The likely winners of the AI competition will introduce and implement technologically assisted operational frameworks and the new organizations to leverage AI technologies for military advantage, not necessarily the side with the “best AI,” Work said.

“If we’re going to succeed against a competitor like China that is all-in in this competition … we’re going to have to grasp the inevitability of AI and adapt our own innovation culture and behavior so that AI has a chance to take hold,” Work said. “We don’t need to plan big plays; we need a lot of plays going on simultaneously.”

Regarding the future of the U.S. approach to implementing AI in the military, Work offered a succinct piece of advice often given to political candidates, “Run your race like you’re losing.”

Kanaan offered a similar take on how DOD can confront cultural challenges of the AI arms race, “Stop acting like a champion and think like a contender.”

AI and JAIC

Indeed, federal stakeholders have already responded in the race to adopt AI technologies in DOD. In June 2018, the Joint Artificial Intelligence Center (JAIC) was established under the authority of the DOD CIO in response to section 238 of the 2019 NDAA as the focal point of DOD AI strategy.

The logic behind JAIC is simple: consolidate the many AI-related efforts siloed in different programs across DOD to bring AI initiatives to operational capability rather than being stuck in research and development, according to JAIC Director Lt.
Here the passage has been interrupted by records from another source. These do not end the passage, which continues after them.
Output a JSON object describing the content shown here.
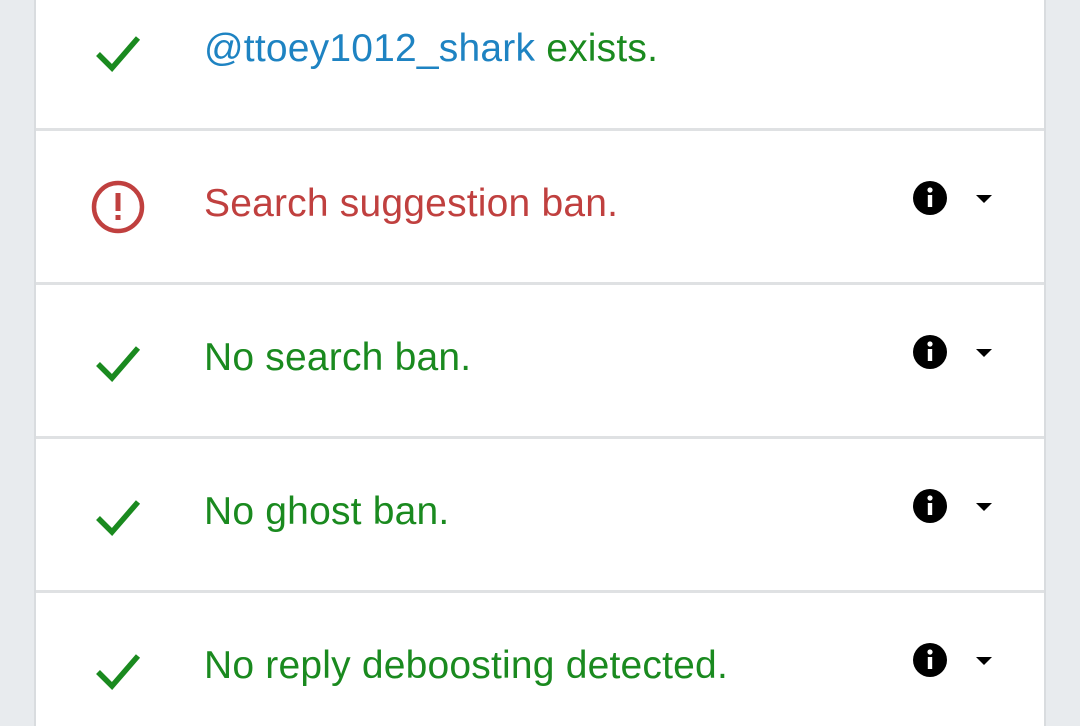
{
  "results": {
    "exists": {
      "status": "ok",
      "icon": "check-icon",
      "username": "@ttoey1012_shark",
      "text": " exists."
    },
    "items": [
      {
        "status": "bad",
        "icon": "alert-circle-icon",
        "text": "Search suggestion ban.",
        "info_icon": "info-icon",
        "expand_icon": "caret-down-icon"
      },
      {
        "status": "ok",
        "icon": "check-icon",
        "text": "No search ban.",
        "info_icon": "info-icon",
        "expand_icon": "caret-down-icon"
      },
      {
        "status": "ok",
        "icon": "check-icon",
        "text": "No ghost ban.",
        "info_icon": "info-icon",
        "expand_icon": "caret-down-icon"
      },
      {
        "status": "ok",
        "icon": "check-icon",
        "text": "No reply deboosting detected.",
        "info_icon": "info-icon",
        "expand_icon": "caret-down-icon"
      }
    ]
  },
  "colors": {
    "ok": "#1a8a1f",
    "bad": "#c0403f",
    "username": "#1e83c2",
    "divider": "#dfe1e3",
    "page_background": "#e8ebee"
  }
}
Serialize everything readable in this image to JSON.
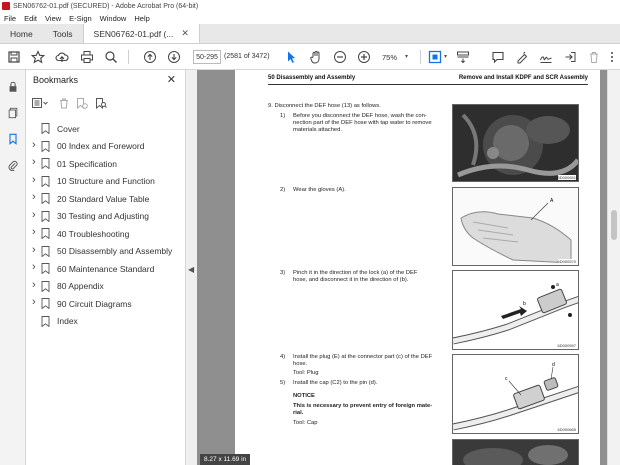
{
  "window": {
    "title": "SEN06762-01.pdf (SECURED) - Adobe Acrobat Pro (64-bit)"
  },
  "menu": [
    "File",
    "Edit",
    "View",
    "E-Sign",
    "Window",
    "Help"
  ],
  "tabs": {
    "home": "Home",
    "tools": "Tools",
    "document": "SEN06762-01.pdf (..."
  },
  "toolbar": {
    "page_input": "50-295",
    "page_count": "(2581 of 3472)",
    "zoom": "75%"
  },
  "bookmarks": {
    "header": "Bookmarks",
    "items": [
      {
        "label": "Cover",
        "expandable": false
      },
      {
        "label": "00 Index and Foreword",
        "expandable": true
      },
      {
        "label": "01 Specification",
        "expandable": true
      },
      {
        "label": "10 Structure and Function",
        "expandable": true
      },
      {
        "label": "20 Standard Value Table",
        "expandable": true
      },
      {
        "label": "30 Testing and Adjusting",
        "expandable": true
      },
      {
        "label": "40 Troubleshooting",
        "expandable": true
      },
      {
        "label": "50 Disassembly and Assembly",
        "expandable": true
      },
      {
        "label": "60 Maintenance Standard",
        "expandable": true
      },
      {
        "label": "80 Appendix",
        "expandable": true
      },
      {
        "label": "90 Circuit Diagrams",
        "expandable": true
      },
      {
        "label": "Index",
        "expandable": false
      }
    ]
  },
  "document": {
    "header_left": "50 Disassembly and Assembly",
    "header_right": "Remove and Install KDPF and SCR Assembly",
    "step_9": "9.   Disconnect the DEF hose (13) as follows.",
    "s1_num": "1)",
    "s1_text": [
      "Before you disconnect the DEF hose, wash the con-",
      "nection part of the DEF hose with tap water to remove",
      "materials attached."
    ],
    "s2_num": "2)",
    "s2_text": "Wear the gloves (A).",
    "s3_num": "3)",
    "s3_text": [
      "Pinch it in the direction of the lock (a) of the DEF",
      "hose, and disconnect it in the direction of (b)."
    ],
    "s4_num": "4)",
    "s4_text": [
      "Install the plug (E) at the connector part (c) of the DEF",
      "hose."
    ],
    "s4_tool": "Tool: Plug",
    "s5_num": "5)",
    "s5_text": "Install the cap (C2) to the pin (d).",
    "notice_title": "NOTICE",
    "notice_text": [
      "This is necessary to prevent entry of foreign mate-",
      "rial."
    ],
    "s5_tool": "Tool: Cap",
    "fig_codes": [
      "6D000651",
      "6D000570",
      "6D000597",
      "6D000665"
    ],
    "fig_labels": {
      "a": "a",
      "b": "b",
      "A": "A",
      "c": "c",
      "d": "d"
    }
  },
  "status": {
    "page_size": "8.27 x 11.69 in"
  }
}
Gen. John N.T. “Jack” Shanahan, who previously directed Project Maven.

Shanahan and JAIC have four overarching goals, including accelerating DOD’s adoption and implementation of AI technologies to execute missions on an enterprise-wide scale, establishing the foundation for scaling AI and its impacts across the department, synchronizing AI efforts and building the best AI teams.

To execute those four goals, JAIC is focusing on building capacity, managing and cultivating talent, emphasizing culture and data, creating AI-ready teams and organizations, highlighting mission relevancy and accounting for oversight authorities in everything it does.

Like Kent, Work and Kanaan, Shanahan emphasized the importance of AI adoption and implementation for the U.S. moving forward.

“If we project 20 years into the future, and we’re on the cusp of a major conflict with a peer competitor, if at that point, we have a truly AI-enabled DOD force, that by itself will not imply that we will win the conflict,” Shanahan said. “If we don’t have a fully AI-enabled force, we will incur an unacceptably high risk of losing.”